Das sogenannte Schnee-Eis gehört derzeit zu den auffälligsten Dessert-Trends auf Instagram. Nutzer filmen, wie sie bei Minusgraden draußen einen Topf in einen Schneehaufen setzen, Salz darüberstreuen und darin eine cremige Eismasse anrühren. Der Effekt: Ohne Eismaschine und mit nur wenigen Zutaten entsteht in rund 20 bis 30 Minuten ein gefrorenes Dessert, das vor allem Familien anspricht.

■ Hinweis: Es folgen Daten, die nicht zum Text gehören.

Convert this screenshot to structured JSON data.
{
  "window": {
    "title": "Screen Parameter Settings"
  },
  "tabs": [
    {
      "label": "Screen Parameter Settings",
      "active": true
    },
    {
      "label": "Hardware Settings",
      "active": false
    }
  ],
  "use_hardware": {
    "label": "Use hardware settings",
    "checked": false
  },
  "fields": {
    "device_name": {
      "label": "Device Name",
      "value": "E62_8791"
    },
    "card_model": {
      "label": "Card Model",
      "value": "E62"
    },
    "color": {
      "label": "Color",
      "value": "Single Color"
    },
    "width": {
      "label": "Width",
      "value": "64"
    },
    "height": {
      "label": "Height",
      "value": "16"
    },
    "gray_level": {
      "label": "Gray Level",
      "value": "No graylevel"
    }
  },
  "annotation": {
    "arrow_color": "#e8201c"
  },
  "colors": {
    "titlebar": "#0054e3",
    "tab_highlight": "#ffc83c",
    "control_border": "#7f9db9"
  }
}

Für Verbraucher reizvoll ist der geringe Aufwand: Ein Becher Sahne, etwas Milch und Vanillezucker genügen – dazu ausreichend sauberer Schnee und ein stabiler Metalltopf.
Viraler Trend nutzt aktuelle Kältewelle
Der Hype funktioniert derzeit vor allem deshalb, weil an vielen Orten reichlich Schnee und anhaltende Minustemperaturen vorliegen. Der physikalische Trick dahinter: Wird der Schnee rund um den Topf großzügig mit Salz bestreut, sinkt die Temperatur im direkten Umfeld ab, sodass die Eismasse schneller gefriert. In den Clips ist zu sehen, wie der Topf immer wieder gedreht und der Inhalt kontinuierlich verrührt wird, bis eine cremige Konsistenz entsteht. Für Haushalte ohne Eismaschine bietet das Verfahren eine niedrige Einstiegsschwelle und eignet sich als spontane Aktion im Garten oder auf der Terrasse, solange ausreichend frischer Schnee vorhanden ist.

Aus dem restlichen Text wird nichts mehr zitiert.